Barn (n.): that thing that looks like a house, but has high vaulted ceilings
My father used to say
Don’t own a little nest-infested barn.
Don’t sit all day, writing spiritual poems,
like a Barn Owl, or a bleached Ghost, until the barn burns,
ambiguous as a lung. Hoot while the smoke doesn’t fill your lungs.
Burn (v.): translate without use of a translator, transfiguring
Wake before dawn. Then you go to sleep. Migrate in the afternoon.
Read Borges, Neruda, mostly maybe Los Cantos de Lorca,
we migrate when we know that fire is just oxygen cast as performance.
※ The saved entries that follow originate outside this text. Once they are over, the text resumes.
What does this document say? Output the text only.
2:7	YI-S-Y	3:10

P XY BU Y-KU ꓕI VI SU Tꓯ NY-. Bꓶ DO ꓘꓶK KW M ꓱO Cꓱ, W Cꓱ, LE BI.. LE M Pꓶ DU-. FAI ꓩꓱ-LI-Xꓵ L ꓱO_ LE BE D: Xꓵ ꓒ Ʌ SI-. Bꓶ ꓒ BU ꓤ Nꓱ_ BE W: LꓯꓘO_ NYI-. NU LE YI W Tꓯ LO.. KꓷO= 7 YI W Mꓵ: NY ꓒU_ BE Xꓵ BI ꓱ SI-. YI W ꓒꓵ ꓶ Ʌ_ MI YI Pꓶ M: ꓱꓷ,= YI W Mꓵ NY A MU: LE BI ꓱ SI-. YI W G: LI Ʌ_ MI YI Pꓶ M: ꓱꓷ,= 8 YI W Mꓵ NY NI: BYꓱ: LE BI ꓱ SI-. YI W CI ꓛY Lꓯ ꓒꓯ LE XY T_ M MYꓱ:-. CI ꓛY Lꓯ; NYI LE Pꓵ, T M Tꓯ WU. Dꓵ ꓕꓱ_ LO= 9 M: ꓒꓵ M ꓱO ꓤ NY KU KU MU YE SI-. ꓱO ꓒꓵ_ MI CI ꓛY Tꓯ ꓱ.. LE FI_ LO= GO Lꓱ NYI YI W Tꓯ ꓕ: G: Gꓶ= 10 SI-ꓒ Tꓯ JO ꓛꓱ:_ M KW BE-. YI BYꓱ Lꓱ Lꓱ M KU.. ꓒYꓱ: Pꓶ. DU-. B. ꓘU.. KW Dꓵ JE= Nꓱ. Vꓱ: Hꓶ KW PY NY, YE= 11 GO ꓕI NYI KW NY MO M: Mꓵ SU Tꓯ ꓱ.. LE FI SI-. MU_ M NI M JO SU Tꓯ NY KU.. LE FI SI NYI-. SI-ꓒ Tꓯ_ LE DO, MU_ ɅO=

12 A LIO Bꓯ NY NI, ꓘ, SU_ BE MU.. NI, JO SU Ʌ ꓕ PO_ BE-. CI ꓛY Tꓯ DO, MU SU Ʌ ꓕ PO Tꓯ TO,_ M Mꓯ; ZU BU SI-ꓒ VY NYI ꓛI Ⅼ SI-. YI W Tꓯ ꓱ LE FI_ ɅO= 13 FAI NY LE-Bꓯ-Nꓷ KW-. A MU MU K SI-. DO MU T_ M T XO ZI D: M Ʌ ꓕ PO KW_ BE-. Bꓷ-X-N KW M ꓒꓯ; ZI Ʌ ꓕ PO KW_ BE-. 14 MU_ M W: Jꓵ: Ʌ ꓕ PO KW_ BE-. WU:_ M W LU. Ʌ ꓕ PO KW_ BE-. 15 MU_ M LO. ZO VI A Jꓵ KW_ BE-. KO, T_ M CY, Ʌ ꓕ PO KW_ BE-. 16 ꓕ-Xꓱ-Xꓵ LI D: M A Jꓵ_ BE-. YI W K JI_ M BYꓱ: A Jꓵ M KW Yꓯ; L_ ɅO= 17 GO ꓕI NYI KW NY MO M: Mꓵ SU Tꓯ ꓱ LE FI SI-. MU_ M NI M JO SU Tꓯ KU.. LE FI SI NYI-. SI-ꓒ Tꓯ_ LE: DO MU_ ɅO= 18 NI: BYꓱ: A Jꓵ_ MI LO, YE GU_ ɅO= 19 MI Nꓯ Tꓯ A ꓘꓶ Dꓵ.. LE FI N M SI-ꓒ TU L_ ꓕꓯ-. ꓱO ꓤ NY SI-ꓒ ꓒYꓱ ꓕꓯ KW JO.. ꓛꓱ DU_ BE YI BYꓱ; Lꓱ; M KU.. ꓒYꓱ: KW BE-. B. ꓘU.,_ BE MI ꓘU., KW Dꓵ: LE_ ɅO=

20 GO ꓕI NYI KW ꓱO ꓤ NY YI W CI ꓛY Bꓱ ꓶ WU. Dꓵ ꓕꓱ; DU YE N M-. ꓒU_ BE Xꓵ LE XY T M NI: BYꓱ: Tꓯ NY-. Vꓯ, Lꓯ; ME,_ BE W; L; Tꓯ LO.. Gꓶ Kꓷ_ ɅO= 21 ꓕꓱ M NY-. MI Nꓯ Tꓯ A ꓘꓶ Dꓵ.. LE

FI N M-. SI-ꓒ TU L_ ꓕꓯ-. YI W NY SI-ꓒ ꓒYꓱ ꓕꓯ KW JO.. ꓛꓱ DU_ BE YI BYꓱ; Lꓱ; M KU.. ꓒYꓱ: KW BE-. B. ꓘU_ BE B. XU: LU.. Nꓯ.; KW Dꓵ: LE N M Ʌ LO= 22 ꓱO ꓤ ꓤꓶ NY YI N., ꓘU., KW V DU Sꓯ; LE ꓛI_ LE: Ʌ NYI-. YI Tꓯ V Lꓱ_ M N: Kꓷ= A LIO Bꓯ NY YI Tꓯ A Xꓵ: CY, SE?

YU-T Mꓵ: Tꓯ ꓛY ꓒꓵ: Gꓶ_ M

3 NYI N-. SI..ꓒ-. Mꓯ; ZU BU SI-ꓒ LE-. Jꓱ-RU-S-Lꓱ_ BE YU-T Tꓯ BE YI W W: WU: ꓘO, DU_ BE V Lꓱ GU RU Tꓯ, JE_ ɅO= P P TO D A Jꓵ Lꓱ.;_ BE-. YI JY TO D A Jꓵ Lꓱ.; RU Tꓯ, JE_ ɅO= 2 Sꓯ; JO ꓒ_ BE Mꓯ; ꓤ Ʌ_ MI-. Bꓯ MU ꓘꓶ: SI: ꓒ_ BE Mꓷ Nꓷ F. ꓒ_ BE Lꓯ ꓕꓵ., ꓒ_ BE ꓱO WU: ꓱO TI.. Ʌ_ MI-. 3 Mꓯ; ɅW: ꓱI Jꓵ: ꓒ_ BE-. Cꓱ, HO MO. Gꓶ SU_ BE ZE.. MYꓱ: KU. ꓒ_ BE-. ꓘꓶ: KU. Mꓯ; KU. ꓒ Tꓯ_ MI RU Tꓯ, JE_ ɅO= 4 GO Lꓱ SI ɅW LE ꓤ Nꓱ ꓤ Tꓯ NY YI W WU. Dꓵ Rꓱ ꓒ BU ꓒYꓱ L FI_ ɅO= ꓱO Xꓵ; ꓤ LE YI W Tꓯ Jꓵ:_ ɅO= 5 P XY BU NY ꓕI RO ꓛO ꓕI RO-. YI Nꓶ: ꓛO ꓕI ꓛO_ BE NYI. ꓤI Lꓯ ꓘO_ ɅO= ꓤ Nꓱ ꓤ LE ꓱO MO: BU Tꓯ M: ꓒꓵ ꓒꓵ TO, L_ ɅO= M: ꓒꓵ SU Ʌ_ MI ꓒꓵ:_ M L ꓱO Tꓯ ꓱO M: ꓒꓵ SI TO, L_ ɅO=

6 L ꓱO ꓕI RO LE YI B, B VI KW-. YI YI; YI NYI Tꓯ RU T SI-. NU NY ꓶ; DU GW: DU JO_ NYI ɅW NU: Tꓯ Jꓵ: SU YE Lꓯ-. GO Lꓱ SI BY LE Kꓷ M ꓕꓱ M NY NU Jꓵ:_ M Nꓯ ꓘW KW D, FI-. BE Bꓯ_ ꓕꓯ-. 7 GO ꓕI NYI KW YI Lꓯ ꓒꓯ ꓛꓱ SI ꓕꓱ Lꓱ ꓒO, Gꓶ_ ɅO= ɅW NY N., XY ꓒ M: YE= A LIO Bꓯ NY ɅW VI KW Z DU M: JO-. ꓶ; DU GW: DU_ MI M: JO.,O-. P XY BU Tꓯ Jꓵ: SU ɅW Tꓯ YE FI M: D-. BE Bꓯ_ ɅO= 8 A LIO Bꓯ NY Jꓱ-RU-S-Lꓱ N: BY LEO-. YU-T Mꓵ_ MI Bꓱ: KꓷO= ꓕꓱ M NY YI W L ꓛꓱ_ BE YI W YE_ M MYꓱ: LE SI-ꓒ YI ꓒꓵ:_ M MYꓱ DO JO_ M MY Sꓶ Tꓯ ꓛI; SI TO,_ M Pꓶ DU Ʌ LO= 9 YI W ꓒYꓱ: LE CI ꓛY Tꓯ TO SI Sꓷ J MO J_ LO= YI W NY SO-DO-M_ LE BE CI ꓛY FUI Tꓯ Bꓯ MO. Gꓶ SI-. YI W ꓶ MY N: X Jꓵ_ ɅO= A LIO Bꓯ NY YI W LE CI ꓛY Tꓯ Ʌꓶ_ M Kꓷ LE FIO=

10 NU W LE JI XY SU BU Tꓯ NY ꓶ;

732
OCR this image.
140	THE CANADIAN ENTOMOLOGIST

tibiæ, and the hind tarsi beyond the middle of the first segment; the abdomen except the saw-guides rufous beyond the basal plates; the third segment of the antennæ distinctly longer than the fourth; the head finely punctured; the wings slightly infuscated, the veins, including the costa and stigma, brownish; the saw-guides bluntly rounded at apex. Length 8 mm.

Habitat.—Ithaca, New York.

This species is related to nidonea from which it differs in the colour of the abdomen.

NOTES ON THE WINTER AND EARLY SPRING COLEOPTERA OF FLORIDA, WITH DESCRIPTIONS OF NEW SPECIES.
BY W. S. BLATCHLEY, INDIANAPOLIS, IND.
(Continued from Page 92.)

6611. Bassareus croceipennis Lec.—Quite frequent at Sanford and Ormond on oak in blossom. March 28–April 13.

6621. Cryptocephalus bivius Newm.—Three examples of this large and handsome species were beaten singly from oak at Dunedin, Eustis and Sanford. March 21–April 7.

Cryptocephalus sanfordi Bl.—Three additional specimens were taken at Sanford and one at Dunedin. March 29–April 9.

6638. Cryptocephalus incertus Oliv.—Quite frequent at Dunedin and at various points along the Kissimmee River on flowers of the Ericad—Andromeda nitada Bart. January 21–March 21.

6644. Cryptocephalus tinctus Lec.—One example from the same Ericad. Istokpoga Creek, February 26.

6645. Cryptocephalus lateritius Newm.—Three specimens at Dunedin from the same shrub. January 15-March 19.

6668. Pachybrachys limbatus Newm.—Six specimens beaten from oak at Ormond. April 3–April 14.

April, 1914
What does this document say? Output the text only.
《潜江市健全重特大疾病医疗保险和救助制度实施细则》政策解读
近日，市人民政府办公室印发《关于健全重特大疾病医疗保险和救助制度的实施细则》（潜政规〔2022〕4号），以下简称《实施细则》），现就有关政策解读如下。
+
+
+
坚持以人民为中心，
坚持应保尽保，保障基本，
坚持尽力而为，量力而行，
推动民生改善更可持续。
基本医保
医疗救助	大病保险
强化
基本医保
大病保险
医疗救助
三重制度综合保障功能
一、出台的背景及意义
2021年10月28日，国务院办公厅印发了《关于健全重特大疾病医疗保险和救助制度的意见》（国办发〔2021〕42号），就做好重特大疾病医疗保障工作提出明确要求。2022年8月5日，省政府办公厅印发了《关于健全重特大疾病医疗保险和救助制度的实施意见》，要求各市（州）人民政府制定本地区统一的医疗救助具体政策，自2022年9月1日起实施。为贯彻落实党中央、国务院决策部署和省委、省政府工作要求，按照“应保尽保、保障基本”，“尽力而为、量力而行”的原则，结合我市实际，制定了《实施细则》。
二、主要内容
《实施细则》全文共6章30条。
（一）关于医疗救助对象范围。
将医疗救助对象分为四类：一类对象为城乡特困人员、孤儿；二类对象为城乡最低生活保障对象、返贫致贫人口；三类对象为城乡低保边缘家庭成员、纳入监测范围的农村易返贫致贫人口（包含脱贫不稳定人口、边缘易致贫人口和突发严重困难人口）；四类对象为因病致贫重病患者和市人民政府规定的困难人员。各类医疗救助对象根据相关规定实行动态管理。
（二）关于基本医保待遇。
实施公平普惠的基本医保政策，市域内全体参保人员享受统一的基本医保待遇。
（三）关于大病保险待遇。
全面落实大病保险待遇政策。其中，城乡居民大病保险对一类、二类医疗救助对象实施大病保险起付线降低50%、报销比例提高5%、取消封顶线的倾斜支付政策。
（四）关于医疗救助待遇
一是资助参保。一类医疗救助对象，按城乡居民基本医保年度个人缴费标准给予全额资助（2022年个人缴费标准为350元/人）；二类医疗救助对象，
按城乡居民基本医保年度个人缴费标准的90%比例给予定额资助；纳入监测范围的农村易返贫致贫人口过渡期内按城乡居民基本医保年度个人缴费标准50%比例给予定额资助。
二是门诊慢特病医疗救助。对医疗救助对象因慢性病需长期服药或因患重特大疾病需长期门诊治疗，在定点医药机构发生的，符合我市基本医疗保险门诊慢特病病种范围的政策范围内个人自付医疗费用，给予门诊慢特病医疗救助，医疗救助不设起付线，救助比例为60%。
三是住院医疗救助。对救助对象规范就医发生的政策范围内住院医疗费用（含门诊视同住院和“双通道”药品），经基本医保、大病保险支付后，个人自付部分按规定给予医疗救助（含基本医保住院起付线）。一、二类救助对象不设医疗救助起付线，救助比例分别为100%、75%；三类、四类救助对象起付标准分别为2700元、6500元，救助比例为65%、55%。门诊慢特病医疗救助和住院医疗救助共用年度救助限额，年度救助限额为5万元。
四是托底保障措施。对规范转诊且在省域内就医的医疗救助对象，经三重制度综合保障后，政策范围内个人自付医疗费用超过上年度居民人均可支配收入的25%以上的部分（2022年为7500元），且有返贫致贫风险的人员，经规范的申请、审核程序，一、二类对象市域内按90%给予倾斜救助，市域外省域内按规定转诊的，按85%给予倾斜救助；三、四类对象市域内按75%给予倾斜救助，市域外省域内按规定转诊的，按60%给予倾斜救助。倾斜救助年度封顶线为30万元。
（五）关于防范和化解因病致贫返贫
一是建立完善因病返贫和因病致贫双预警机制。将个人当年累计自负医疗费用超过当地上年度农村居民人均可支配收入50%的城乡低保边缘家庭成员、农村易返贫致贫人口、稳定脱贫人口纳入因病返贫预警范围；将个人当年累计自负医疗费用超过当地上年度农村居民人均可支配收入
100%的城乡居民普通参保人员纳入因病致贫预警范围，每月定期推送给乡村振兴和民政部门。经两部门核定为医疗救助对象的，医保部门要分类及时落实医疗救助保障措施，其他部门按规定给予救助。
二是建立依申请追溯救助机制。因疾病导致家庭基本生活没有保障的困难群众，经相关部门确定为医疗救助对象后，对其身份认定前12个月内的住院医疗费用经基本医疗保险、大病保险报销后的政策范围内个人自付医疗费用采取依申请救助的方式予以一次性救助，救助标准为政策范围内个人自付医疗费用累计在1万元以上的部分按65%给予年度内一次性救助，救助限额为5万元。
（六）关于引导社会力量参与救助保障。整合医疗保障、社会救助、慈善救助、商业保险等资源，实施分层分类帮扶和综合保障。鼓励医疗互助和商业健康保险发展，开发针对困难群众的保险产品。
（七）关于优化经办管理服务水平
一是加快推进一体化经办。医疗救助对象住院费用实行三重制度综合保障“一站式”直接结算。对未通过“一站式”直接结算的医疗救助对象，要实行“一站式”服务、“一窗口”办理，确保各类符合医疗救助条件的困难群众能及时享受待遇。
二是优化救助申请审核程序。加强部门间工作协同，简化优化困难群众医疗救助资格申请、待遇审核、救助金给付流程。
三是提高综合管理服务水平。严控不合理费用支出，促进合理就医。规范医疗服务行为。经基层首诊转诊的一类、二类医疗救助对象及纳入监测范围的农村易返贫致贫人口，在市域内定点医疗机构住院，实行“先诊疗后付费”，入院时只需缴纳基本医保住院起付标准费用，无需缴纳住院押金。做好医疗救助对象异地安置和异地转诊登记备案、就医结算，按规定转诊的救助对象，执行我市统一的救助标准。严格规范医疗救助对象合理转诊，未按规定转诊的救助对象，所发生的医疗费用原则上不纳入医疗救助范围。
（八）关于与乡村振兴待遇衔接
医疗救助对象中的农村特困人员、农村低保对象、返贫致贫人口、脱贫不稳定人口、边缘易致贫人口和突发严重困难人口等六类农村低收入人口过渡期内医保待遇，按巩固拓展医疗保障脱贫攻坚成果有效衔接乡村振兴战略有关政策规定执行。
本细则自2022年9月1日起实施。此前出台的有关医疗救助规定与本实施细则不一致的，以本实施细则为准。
Burn Barn (n.): phrase meaning to leave, take and run
Owls sleep during the waking hours. I do not speak Spanish,
but I am Spanish. I maintain the right to be forgotten.
At twilight I own my own despondency,
reticence: A danceable feast:
fiestas, carnivals, gentleness, communities, without smoldering
in the garden of untimely, the dead do not sleep,
the dead are late-comers, they watch in corners of barns, cut-off.
Burn (v.): to lose and begin without I.D.
In me sits a mud jar of empathy:
For those who lived, the opposite of fuel
is entropy.
There is no justice in fourth-generations.
The opposite of hate, the sharp shrill of love, belonging
a burning pledge, a folk song of death, Andalusia,
mired in the hours of love without ballad of light.
After his divorce, my father returned his books
to the library of lost borrowing cards,
returned His-Panic,
and took a terrible leap across the country,
from me
left no history, no trace
of the burned home of books,
when the smoke cleared
just a gentle nagging:
that could never pass the emissions test of time.